Preharvest sprouting and dormancy are physiologically related and appear to be genetically related, as well, based on the common map locations in most instances for the two traits (Table 3; Fig. 2). Whereas, linked gene clusters may be an explanation, pleiotropy is just as likely based on the relatedness of traits (Li et al. 2003) and precedence set by fine mapping of related malting quality traits on barley chromosomes 4H (Gao et al. 2004) and 7H (Han et al. 2004). Actually, these fine mapping studies support both the occurrence of pleiotropy and linked genes in the relationship of related malting quality traits. Some of the overlapping QTLs detected in this study were not always resolved to the exact same peak within the support interval. The effects of a given QTL interval on the various traits were not usually equal either. The flanking marker and support intervals are relatively large for most of the QTLs detected in this study as have been the case in other studies for dormancy and PHS (Ullrich et al. 1993; Li et al. 2003; Prada et al. 2004; Zhang et al. 2005). There is certainly room for multiple genes affecting the same and related traits. Fine mapping of SD1, the largest-effect dormancy QTL in the S/M cross-revealed a cluster of at least three dormancy genes resolved to a 4.4 cM interval within the CDO324–ABC302A interval on chromosome 5H (Han et al. 1999). The fine mapping of SD2, the second largest-effect dormancy QTL in the S/M cross-near the chromosome 5HL telomere revealed a single gene promoting dormancy during seed development in a 0.7 cM region between MWG851D and MWG851B and the possibility of a second gene proximal to this interval that reduces dormancy during after-ripening (Gao et al. 2003). It is likely the actual number of genes is greater than the number of QTLs identified and that pleiotropy, epistasis, and clusters of linked genes all play roles in the expression of both PHS and dormancy and the relationship between the two traits.
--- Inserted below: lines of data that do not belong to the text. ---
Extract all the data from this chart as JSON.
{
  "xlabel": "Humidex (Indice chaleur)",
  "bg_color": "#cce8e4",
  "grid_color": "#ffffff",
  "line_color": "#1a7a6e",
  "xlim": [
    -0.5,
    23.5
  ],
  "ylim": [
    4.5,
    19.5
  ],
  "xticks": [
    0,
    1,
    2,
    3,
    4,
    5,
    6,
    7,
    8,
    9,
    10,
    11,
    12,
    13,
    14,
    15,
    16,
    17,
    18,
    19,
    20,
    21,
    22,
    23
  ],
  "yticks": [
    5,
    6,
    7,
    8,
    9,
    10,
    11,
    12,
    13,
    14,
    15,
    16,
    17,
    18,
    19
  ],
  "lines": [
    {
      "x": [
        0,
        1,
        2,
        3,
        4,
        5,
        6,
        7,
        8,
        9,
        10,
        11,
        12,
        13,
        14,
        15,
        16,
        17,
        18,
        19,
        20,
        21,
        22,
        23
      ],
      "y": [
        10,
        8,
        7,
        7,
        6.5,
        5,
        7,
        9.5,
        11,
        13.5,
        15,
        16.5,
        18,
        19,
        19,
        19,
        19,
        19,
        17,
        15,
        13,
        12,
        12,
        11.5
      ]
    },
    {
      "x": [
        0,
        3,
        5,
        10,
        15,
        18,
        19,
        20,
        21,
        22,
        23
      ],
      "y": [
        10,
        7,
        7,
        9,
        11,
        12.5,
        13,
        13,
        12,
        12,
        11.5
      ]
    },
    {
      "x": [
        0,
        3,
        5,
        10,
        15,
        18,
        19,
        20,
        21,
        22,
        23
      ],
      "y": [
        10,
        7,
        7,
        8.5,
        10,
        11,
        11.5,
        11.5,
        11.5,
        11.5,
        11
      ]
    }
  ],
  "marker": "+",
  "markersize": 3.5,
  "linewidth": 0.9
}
This study adds to the growing body of knowledge about the inheritance of PHS and dormancy and the relationship between these two somewhat opposite traits in barley and cereals in general. Besides gaining a better understanding of these traits and their relationships, the identification of markers that are linked to chromosome regions that affect these traits presents opportunities for marker-assisted selection, in further genetic study, and in breeding improved cultivars. Extremes of both PHS and dormancy can be detrimental to crop production and end use quality of barley and other cereals. A moderate level of dormancy and/or PHS resistance is desirable in a cultivar. The choice of QTLs or genes is expanding to accomplish a desirable balance between PHS and dormancy. From experience thus far, the chromosome 5HL telomere QTL with a moderate effect up to 21% on PHS and up to 18% on dormancy may be the best choice for six-row barley. This QTL has consistently expressed over genotypes and environments. However, in two-row barley germplasm with the Harrington background that carries the sprout susceptible allele, this region also affects a number of positive malting quality QTL alleles, which may make it difficult to maintain or improve malting quality with reduced PHS potential (Li et al. 2003). Other QTLs that show potential, but probably require more study are the chromosome 3HC ABG399A–DD1.1B QTL and the chromosome 5HL WG908–ABG495A QTL that showed up to 15 and 19% effects on PHS, respectively, and up to 10 and 6% effects on dormancy, respectively.